By Tuesday, that line of reasoning had changed.
The police captain was calling, in part, to acknowledge things had gone wrong.
“My name is Dave,” Koch told Hano… “When you called, the dispatch supervisor should have sent you an officer. That just should have happened. If you’re expressing you were in fear or uncomfortable, she should have sent you an officer.”…
Police say they may have erred by not sending someone out right away, but after that, they have followed up robustly, they said, sending officers to knock on doors to try to identify a suspect…
Hano said when he initially called police, they were interested in the amount of damage done to the cars (none that was permanent) rather than what he found disturbing: the words themselves, which he says he saw as serious threats.
“I’m asking, please come and see the situation — it’s not about vandalism or damages. I have a message saying ‘Go and move out,’ ” Hano said. “This one I can’t handle for myself.”…
Police records show that officers first visited the apartment complex Sunday night, after a call from a neighbor who said they thought they had possible suspect information in the case, according to [police spokesperson] Castro.

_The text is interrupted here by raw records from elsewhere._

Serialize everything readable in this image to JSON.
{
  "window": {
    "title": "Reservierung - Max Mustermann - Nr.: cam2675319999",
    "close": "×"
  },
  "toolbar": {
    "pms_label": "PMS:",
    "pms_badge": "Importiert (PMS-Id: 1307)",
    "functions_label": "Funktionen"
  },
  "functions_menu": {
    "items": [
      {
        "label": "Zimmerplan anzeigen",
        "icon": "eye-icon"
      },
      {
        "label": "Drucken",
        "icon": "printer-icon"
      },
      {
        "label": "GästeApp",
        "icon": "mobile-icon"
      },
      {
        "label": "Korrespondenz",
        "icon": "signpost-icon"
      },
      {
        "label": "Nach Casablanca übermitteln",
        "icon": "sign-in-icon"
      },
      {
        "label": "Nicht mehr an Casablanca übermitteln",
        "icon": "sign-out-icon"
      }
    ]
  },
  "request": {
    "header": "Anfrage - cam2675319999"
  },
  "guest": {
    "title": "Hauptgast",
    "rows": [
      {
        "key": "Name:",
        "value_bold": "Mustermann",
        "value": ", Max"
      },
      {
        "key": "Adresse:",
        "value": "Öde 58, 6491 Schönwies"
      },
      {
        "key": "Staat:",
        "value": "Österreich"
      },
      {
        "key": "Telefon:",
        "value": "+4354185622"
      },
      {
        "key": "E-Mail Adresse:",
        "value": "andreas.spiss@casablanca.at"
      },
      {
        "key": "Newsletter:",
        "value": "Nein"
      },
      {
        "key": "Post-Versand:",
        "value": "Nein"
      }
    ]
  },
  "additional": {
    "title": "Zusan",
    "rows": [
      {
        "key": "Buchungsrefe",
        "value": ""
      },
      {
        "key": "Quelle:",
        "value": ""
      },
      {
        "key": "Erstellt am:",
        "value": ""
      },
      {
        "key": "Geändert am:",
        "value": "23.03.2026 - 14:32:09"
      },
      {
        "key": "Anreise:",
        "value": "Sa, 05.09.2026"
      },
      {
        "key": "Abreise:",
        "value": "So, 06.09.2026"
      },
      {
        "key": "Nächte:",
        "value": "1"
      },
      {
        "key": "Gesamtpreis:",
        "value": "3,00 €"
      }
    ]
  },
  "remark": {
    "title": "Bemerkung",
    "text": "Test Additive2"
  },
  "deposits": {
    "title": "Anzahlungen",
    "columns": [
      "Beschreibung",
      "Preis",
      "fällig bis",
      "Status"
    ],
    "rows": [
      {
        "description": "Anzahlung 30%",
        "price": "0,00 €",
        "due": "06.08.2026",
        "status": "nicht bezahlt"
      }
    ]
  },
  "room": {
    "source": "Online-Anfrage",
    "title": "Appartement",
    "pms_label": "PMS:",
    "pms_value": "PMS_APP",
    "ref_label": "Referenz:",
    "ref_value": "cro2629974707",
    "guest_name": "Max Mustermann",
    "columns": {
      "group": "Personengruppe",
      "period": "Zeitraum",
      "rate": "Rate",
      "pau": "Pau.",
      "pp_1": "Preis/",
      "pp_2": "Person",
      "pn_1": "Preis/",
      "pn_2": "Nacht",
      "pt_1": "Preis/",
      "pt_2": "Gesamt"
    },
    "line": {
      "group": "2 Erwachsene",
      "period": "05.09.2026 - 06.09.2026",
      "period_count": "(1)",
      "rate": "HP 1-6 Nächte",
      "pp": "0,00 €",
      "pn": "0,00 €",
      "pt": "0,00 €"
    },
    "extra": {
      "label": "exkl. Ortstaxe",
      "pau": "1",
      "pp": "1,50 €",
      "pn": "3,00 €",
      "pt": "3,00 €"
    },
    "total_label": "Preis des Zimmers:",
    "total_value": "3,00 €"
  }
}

By then, the case had already attracted the attention of media…
Back on the phone call, Koch explained that legally speaking, evidence of a hate crime rested on the ability to prove a motive. And without a suspect, that would be difficult.
Hating someone isn’t itself a crime, according to City Attorney Dennis Wheeler, but a judge can use a crime motivated by bias against a specific group of people as an aggravator to impose a harsher sentence.
Bottom line, Koch said, “unless you know who committed the crime you can’t do anything with it.”